Les délais d'examen des demandes présentées à la commission font l'objet d'un encadrement très strict mais ils demeurent raisonnables eu égard à l'importance des sujets traités et aux investigations qui peuvent être nécessaires.
C'est ainsi que la demande des juridictions doit être transmise sans délai par le gouvernement à la commission. Celle-ci dispose d'un délai de deux mois pour rendre son avis. L'Assemblée Nationale a raccourci à 15 jours au lieu d'un mois comme proposé initialement par le gouvernement, le délai dont disposeront les autorités administratives pour faire connaître leur décision.
Plusieurs dispositions viennent par ailleurs conforter l'indépendance de la commission. Il en va ainsi du pouvoir d'investigation reconnu au Président et l'obligation pour les autorités publiques de prêter leur concours aux travaux de la commission. De même la publication de l'avis au journal officiel conférera une autorité particulière à cette nouvelle instance.
Compte tenu de la sensibilité des sujets traités, la commission disposera d'une marge d'appréciation importante puisqu'elle pourra rendre un avis qui ne soit pas simplement favorable ou défavorable à la déclassification mais elle pourra aussi se prononcer en faveur d'une déclassification partielle.
Cette faculté permettra par la suite à l'autorité administrative de communiquer une partie des informations d'un dossier afin de faciliter l'action de la justice tout en préservant d'autres éléments indispensables à la sécurité.

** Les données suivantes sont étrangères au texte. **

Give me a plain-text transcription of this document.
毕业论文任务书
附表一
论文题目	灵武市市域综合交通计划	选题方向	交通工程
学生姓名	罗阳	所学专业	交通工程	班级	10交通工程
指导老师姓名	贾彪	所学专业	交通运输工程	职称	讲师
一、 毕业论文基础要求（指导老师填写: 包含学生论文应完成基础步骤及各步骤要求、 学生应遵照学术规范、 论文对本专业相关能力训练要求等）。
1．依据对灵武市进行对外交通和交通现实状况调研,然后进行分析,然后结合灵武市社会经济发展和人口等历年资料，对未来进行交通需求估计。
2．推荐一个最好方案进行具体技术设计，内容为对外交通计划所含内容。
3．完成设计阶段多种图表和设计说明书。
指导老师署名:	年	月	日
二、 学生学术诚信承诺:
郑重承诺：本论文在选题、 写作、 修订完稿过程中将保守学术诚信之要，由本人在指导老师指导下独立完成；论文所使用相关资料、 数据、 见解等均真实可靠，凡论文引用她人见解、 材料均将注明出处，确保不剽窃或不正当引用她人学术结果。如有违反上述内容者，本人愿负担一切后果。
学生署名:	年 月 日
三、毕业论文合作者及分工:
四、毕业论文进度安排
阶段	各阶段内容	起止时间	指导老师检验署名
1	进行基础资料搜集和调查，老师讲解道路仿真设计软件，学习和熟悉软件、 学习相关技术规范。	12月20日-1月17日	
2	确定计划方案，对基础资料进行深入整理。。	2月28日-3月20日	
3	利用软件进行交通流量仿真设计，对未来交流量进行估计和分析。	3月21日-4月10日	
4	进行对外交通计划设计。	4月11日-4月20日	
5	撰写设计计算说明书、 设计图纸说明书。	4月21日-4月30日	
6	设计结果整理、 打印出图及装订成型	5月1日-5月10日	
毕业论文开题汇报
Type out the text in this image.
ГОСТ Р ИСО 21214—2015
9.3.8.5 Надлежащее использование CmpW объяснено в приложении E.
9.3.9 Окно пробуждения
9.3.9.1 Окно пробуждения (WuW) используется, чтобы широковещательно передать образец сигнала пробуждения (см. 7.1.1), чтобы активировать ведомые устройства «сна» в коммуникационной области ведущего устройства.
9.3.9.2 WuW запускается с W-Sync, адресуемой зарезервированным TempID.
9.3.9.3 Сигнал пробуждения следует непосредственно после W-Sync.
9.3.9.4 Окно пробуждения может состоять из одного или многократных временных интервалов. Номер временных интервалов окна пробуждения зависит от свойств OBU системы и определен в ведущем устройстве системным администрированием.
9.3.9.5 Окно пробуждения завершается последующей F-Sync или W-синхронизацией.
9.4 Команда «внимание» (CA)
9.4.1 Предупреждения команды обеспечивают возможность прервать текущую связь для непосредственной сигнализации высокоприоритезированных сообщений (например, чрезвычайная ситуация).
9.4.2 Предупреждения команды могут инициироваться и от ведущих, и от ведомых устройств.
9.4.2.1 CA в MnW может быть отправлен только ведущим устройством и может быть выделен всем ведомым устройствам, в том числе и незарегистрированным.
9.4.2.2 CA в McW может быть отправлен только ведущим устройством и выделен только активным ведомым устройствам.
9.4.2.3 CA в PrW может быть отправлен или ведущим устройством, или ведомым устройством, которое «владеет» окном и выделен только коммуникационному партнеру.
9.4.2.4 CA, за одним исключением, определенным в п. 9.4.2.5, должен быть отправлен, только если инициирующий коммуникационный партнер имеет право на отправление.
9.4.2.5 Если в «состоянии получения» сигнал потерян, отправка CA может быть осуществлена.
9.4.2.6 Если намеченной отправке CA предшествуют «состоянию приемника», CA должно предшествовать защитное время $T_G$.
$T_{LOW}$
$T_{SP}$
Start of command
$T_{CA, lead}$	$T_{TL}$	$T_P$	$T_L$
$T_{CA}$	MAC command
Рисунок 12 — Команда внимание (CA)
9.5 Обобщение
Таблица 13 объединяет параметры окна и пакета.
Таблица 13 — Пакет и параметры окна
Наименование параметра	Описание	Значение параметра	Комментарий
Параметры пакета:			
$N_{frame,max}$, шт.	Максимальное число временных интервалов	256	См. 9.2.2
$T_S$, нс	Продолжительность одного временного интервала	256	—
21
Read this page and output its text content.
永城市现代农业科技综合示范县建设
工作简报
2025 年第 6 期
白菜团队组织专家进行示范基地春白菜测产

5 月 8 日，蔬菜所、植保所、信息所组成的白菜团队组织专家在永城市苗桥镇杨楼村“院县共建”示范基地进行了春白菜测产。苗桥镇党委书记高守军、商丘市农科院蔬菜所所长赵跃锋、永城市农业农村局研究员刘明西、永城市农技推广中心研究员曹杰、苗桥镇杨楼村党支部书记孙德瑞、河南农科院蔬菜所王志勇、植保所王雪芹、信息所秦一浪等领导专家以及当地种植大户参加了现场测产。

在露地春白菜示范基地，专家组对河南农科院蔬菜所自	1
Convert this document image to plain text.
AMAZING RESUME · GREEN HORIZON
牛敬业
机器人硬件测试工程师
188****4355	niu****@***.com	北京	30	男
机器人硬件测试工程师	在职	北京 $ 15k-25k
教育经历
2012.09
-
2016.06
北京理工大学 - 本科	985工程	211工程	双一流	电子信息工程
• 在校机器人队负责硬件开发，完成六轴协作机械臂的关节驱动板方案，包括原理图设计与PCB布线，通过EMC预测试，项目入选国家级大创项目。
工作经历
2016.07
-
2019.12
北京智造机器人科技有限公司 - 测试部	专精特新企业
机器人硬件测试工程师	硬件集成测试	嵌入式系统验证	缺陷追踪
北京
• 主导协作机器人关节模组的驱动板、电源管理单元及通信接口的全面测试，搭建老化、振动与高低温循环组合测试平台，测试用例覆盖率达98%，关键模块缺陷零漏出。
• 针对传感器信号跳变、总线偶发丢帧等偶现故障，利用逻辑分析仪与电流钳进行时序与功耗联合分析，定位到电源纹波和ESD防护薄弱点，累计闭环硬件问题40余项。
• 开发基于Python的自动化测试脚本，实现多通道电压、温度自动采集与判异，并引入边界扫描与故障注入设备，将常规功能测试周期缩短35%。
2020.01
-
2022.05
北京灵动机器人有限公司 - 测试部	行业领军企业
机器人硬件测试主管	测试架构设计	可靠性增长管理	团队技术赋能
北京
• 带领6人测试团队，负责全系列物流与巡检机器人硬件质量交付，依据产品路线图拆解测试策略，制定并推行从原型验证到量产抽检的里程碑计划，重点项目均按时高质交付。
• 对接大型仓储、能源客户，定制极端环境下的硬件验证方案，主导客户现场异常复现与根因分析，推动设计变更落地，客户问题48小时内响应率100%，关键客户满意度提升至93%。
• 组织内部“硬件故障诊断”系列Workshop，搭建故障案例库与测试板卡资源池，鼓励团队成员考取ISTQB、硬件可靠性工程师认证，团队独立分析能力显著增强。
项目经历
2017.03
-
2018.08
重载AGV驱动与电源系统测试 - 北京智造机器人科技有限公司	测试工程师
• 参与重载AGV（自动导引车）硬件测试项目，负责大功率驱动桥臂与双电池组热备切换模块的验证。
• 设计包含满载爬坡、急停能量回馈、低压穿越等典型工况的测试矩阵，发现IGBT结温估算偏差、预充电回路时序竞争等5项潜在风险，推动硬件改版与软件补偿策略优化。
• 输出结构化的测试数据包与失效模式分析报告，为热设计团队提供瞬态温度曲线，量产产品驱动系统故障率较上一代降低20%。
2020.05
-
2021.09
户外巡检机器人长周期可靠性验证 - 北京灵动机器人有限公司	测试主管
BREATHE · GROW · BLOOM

Ce souci d'un juste équilibre est également présent dans l'ensemble de principes auquel la commission devra se référer. Inspiré par le souci de prendre en compte les contraintes particulières des services de renseignement, notamment les accords avec nos alliés et la sécurité des personnels, ces considérations ont été élargis par les députés aux droits des individus et à la bonne marche de la justice.
Je souhaite à cet égard que, quelle que soit la rédaction qui sera finalement retenue, on ne perde pas de vue l'objet premier de ces dispositions qui est de préserver des éléments essentiels de l'action si difficile que les personnels de nos services de renseignement accomplissent pour la sécurité du pays.

Mesdames, Messieurs les Sénateurs,
Vous avez pu mesurer que cette réforme s'inscrit pleinement dans la politique générale du gouvernement qui vise à assurer davantage de transparence dans le fonctionnement de l'Etat et à offrir plus de garanties pour nos concitoyens. Ce projet trouve ainsi parfaitement place à côté d'autres projets prioritaires de l'action gouvernementale :
- La réforme de l'Etat dont les premiers chantiers concernent la déconcentration des mesures individuelles et la définition de relations nouvelles entre les usagers et l'administration ;
- La réforme de la justice qui offrira de nouvelles garanties aux justiciables et renforcera l'indépendance des magistrats ;
- Dans le domaine de la sécurité, deux réformes viendront prochainement en discussion, la première visant à la création d'un conseil de la déontologie de la sécurité intérieure, la seconde encadrant mieux l'activité des polices municipales, qui elles aussi devraient permettre une meilleure protection contre tous les abus de droit.
Il s'agit en définitive d'un texte de loi équilibré qui, respectant la cohérence de l'activité régalienne de l'Etat, constitue une démarche globale de progrès. Cette démarche dans son ensemble conforte la crédibilité de la Défense Nationale en même temps que celle de l'autorité judiciaire dans sa mission de protection des citoyens et des Droits de l'Homme. En mettant fin au doute, cette législation démontrera que notre Nation se protège d'autant mieux qu'elle respecte dans son action la plénitude des droits des citoyens.